In der Folge lebte Medea gemeinsam mit Jason in
einem Land, in dem Frauen keine große Rolle zugesprochen wurde. Sie überragte
ihre Umgebung durch Intellekt, Schönheit, rhetorische Kraft und ihre magischen
Fähigkeiten. Vor allem deshalb stellte sie die Ordnung und die Rollen der Geschlechter
in dieser Zeit fundamental in Frage. Außerdem beging sie den Bruch mit ihrer
Familie und gründete so aus eigener Kraft eine „neue“ Familie mit Jason, was zu
dieser Zeit nicht üblich war. Das und ihre fremde Herkunft verursacht
Ablehnung. Der folgende Bruch Jasons mit Medea verschlimmert ihre Situation und
ihr Ansehen, da eine geschiedene Frau in der damaligen Kultur einen sehr
schweren Stand hatte. Die Heirat Jasons mit der Tochter Kreons veranlasst Medea
schließlich zu ihren Rachegelüsten. Über die erfahrene Ablehnung und
Demütigung, die Jason und Kreon ihr gegenüber ausdrückten, fühlte sie Schmerz,
Einsamkeit und Verrat.
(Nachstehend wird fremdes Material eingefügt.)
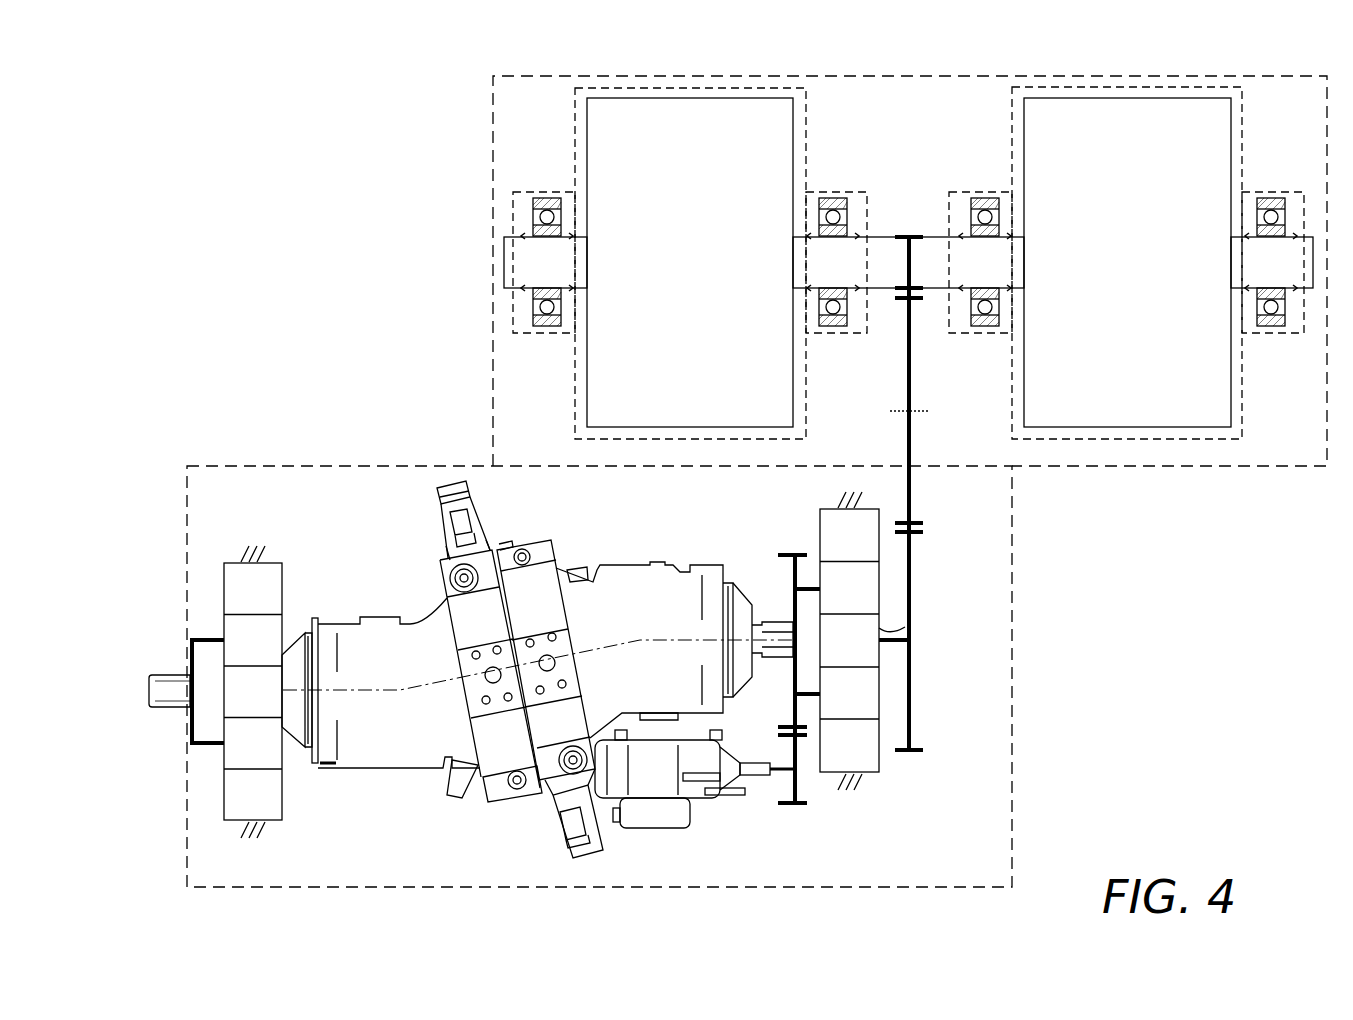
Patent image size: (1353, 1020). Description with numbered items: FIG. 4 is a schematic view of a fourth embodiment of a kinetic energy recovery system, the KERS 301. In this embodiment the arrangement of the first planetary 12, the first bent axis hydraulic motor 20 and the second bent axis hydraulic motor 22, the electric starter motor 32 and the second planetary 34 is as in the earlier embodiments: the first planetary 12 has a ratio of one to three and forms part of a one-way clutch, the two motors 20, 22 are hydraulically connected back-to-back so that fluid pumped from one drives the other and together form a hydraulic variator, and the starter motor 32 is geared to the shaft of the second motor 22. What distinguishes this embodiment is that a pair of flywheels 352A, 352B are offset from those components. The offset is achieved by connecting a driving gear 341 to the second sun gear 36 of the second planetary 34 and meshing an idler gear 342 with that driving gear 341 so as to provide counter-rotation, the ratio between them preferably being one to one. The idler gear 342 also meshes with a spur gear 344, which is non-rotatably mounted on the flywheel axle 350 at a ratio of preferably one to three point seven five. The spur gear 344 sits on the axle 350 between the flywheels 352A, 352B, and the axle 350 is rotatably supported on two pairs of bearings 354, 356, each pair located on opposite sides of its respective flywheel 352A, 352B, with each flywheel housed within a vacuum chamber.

Außerdem bestreitet Jason permanent, nur aus Liebe und
für sich selbst erneut geheiratet zu haben, sondern nur für die Zukunft der
Kinder und auch Medeas gehandelt zu haben.
Aus Rache für ihren erfahrenen Schmerz will sie
Jason nehmen, was er liebt und tötet die Königstochter. Auch die Kinder sind in
diese Tat verwickelt, sie überbringen die tödlichen Gaben. Kreon, der noch
versucht, seine Tochter zu retten, wird dadurch mit in den Tod gerissen. Medea
und ihre Kinder trifft dadurch doppelte Schuld und sie begeht den Mord an ihren
Kindern schließlich, um sie vor den Strafen der Bevölkerung für den Mord zu
schützen. Sie fällt diese Entscheidung keinesfalls leichtfertig und nach einem
Zögern kommt sie fast von ihrem Entschluss ab. Nach dem Mord begründet sie diesen
jedoch ebenfalls mit der Rache an Jason.
Abschließend kann man sagen, dass Medea sowohl dem
Bild einer Heldin als auch einer Mörderin gerecht wird, auch wenn die Morde
überwiegen. Ihre Person kann deshalb als Heroine bezeichnet werden, die diese
gegensätzlichen Dinge in sich vereint. Heroen zeichnen sich allgemein durch
eine Doppelnatur aus, sie konnten außergewöhnliche Taten vollbringen, die aber
sehr verschieden und auch moralisch fragwürdig sein konnten. Ein solcher
Begriff trifft am ehesten auf den Charakter der Medea zu, die einen starken
Charakter und ihre Schönheit mit den mörderischen Taten vereint, die sie im
Laufe der Handlung begeht. Deshalb kann Medea nicht eindeutig als Heldin oder
Mörderin interpretiert werden, sondern als eine Figur aus beiden Extremen, als
eine Heroine. Nicht zuletzt aufgrund ihrer Ambivalenz ist Medea bis heute eine
gern zitierte Person und ihre Geschichte ein viel behandelter Mythos.